Patent Profanity – It’s Not What You Think

A post from our student blogger Sarah Goodman

When drafting patent applications, it is important to avoid the use of certain terminology. Some specific words should either never be used or be used with extreme caution. The use of these words is commonly called “patent profanity.” Patent profanity includes words and phrases that cause unnecessary complicated litigation and limit a patent’s scope. These terms should be avoided in the entire patent application, not just the claims. A limiting statement in the specification can be read into the claims resulting in a narrowed scope. Narrowed claims are more easily designed around by competitors causing the patent to be less valuable.

The term “invention” should be used sparingly if at all in a patent application. If the patent application refers to “the invention” as having certain properties or features, these aspects may be incorporated into the claims since the claims identify the boundary of protection for the invention. A statement that seems to describe the invention as a whole by using the term “the invention” is more likely to limit the scope than a statement that describes an embodiment.

Absolute terms are to be avoided in patent applications. Examples include: must, always, necessary, critical, needed, required, and only. These terms are limiting because they are very specific. Describing an aspect of the invention with an absolute term suggests that the invention is not complete without the aspect. Well drafted patent applications should instead include generic language, variations, alternatives, and examples to identify the broadest possible scope of the invention.

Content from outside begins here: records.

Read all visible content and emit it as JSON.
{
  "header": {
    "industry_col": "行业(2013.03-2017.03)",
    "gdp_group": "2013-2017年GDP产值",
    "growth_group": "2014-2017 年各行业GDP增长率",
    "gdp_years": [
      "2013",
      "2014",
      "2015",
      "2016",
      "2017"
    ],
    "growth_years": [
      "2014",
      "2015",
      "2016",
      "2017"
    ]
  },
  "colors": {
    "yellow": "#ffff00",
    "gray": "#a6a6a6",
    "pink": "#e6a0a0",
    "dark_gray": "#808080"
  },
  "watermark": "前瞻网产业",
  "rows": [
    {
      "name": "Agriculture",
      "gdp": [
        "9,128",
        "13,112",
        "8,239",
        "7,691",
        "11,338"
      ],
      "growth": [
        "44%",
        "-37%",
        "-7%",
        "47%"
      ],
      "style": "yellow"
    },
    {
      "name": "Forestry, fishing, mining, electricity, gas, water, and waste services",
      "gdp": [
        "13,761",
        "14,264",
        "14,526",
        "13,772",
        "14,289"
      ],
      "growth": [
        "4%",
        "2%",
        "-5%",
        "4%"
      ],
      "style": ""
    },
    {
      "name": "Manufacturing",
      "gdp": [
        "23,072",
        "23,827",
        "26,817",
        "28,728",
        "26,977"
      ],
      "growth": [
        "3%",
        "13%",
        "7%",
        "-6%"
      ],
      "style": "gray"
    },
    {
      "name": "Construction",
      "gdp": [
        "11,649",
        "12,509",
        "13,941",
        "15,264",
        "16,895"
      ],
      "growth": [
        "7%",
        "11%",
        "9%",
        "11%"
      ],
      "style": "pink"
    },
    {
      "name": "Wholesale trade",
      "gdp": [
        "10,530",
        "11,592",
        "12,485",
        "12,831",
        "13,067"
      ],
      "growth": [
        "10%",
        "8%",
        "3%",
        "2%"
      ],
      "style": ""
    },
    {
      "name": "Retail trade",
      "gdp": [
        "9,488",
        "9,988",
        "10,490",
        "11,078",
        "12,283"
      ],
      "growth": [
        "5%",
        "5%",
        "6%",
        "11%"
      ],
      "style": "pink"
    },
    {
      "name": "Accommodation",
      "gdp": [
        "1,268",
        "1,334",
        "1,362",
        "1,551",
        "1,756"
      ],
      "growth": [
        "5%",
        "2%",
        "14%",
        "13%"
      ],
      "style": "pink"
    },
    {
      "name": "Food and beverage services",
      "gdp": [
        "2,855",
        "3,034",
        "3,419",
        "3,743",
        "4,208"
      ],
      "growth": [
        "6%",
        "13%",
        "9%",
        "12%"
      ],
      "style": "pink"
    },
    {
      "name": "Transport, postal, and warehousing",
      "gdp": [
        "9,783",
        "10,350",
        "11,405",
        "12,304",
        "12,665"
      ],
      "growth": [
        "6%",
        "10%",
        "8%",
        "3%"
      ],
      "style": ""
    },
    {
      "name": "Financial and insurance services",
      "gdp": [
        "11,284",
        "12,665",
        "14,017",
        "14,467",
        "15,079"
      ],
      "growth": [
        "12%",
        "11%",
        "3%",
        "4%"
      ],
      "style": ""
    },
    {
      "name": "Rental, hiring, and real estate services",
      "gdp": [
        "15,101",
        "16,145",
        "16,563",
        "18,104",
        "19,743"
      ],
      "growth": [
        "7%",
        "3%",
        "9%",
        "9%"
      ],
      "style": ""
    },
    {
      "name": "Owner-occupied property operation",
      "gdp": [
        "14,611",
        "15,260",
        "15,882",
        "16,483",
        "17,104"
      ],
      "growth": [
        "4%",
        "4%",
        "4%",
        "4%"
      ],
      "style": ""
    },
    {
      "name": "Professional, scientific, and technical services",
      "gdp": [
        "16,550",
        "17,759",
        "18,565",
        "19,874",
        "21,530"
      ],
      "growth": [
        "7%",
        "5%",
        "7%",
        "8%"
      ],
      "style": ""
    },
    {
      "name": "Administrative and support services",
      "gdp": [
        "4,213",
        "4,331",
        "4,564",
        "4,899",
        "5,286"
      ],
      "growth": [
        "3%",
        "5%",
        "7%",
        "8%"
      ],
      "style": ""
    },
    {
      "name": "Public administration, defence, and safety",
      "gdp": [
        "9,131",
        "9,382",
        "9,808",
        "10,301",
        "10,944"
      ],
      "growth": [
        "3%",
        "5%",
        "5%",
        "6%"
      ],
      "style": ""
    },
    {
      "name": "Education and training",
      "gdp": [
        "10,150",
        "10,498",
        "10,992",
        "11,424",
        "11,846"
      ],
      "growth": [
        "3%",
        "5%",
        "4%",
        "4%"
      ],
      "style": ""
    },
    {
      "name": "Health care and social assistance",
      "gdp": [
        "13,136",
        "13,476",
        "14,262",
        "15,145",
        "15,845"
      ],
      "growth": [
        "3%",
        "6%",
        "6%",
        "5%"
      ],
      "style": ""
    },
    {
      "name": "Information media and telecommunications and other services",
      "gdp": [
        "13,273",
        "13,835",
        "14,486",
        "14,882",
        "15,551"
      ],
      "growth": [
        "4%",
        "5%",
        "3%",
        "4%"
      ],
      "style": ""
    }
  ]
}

The term “prior art” should never be used in a patent application. Characterizing a reference as prior art is an assertion by the applicant that the reference contains comparative material to the invention. References that seem to be related to the invention are required to be cited in the patent application but when referring to the documents, it is best to simply call them references.

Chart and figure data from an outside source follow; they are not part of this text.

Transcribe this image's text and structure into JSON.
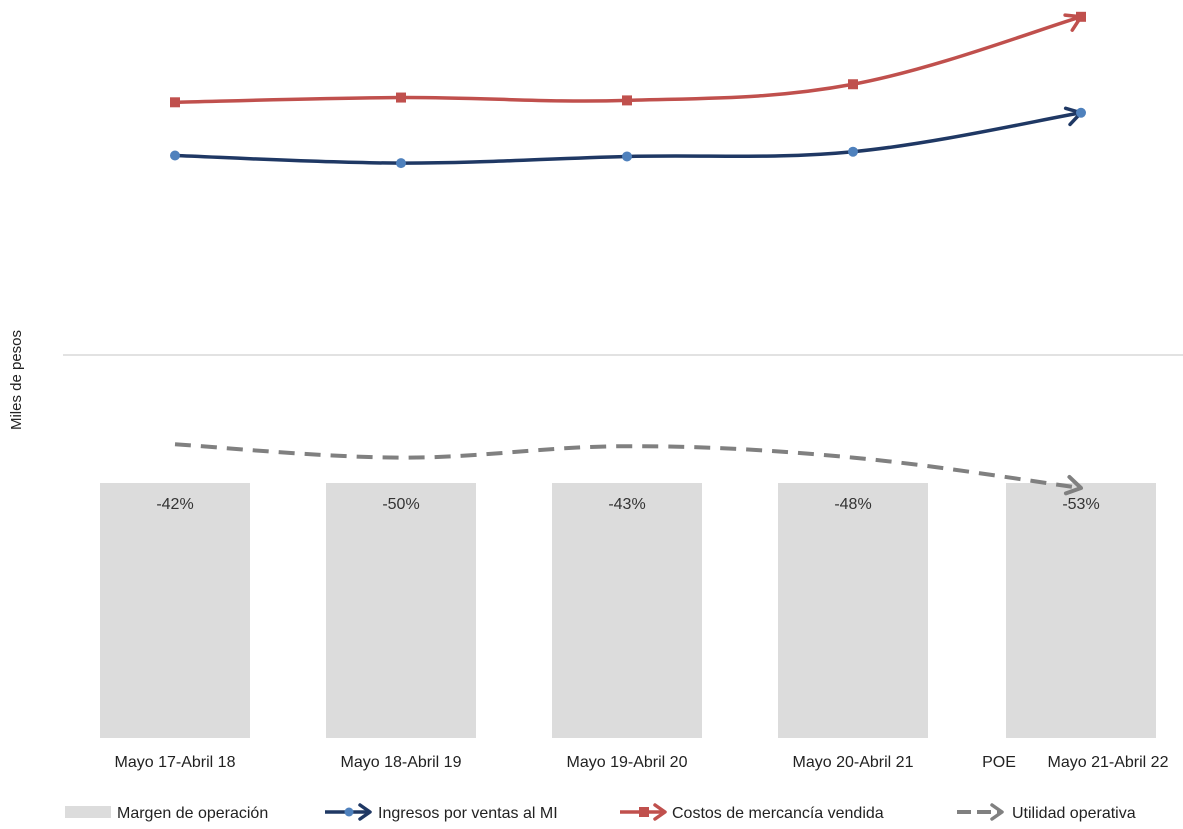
{
  "chart_data": {
    "type": "bar+line",
    "ylabel": "Miles de pesos",
    "categories": [
      "Mayo 17-Abril 18",
      "Mayo 18-Abril 19",
      "Mayo 19-Abril 20",
      "Mayo 20-Abril 21",
      "Mayo 21-Abril 22"
    ],
    "poe_label": "POE",
    "bars": {
      "name": "Margen de operación",
      "labels": [
        "-42%",
        "-50%",
        "-43%",
        "-48%",
        "-53%"
      ],
      "values": [
        -42,
        -50,
        -43,
        -48,
        -53
      ],
      "color": "#dcdcdc"
    },
    "series": [
      {
        "name": "Ingresos por ventas al MI",
        "values": [
          210,
          202,
          209,
          214,
          255
        ],
        "color": "#1f3864",
        "marker": "circle"
      },
      {
        "name": "Costos de mercancía vendida",
        "values": [
          266,
          271,
          268,
          285,
          356
        ],
        "color": "#c0504d",
        "marker": "square"
      },
      {
        "name": "Utilidad operativa",
        "values": [
          -94,
          -108,
          -96,
          -108,
          -140
        ],
        "color": "#808080",
        "marker": "none",
        "dashed": true
      }
    ],
    "grid": false,
    "legend_position": "bottom"
  }
}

A patent practitioner has the job of drafting high quality patent applications and therefore must choose wording that entitles the inventor to the broadest allowable scope of the invention. The right to an invention should not be decreased by poor wording choices in the application. A patent drafter has a responsibility to the client to draft the best application possible. Our MSPL class is learning about the assortment of patent profanities and strategies of avoiding their use while drafting patent applications.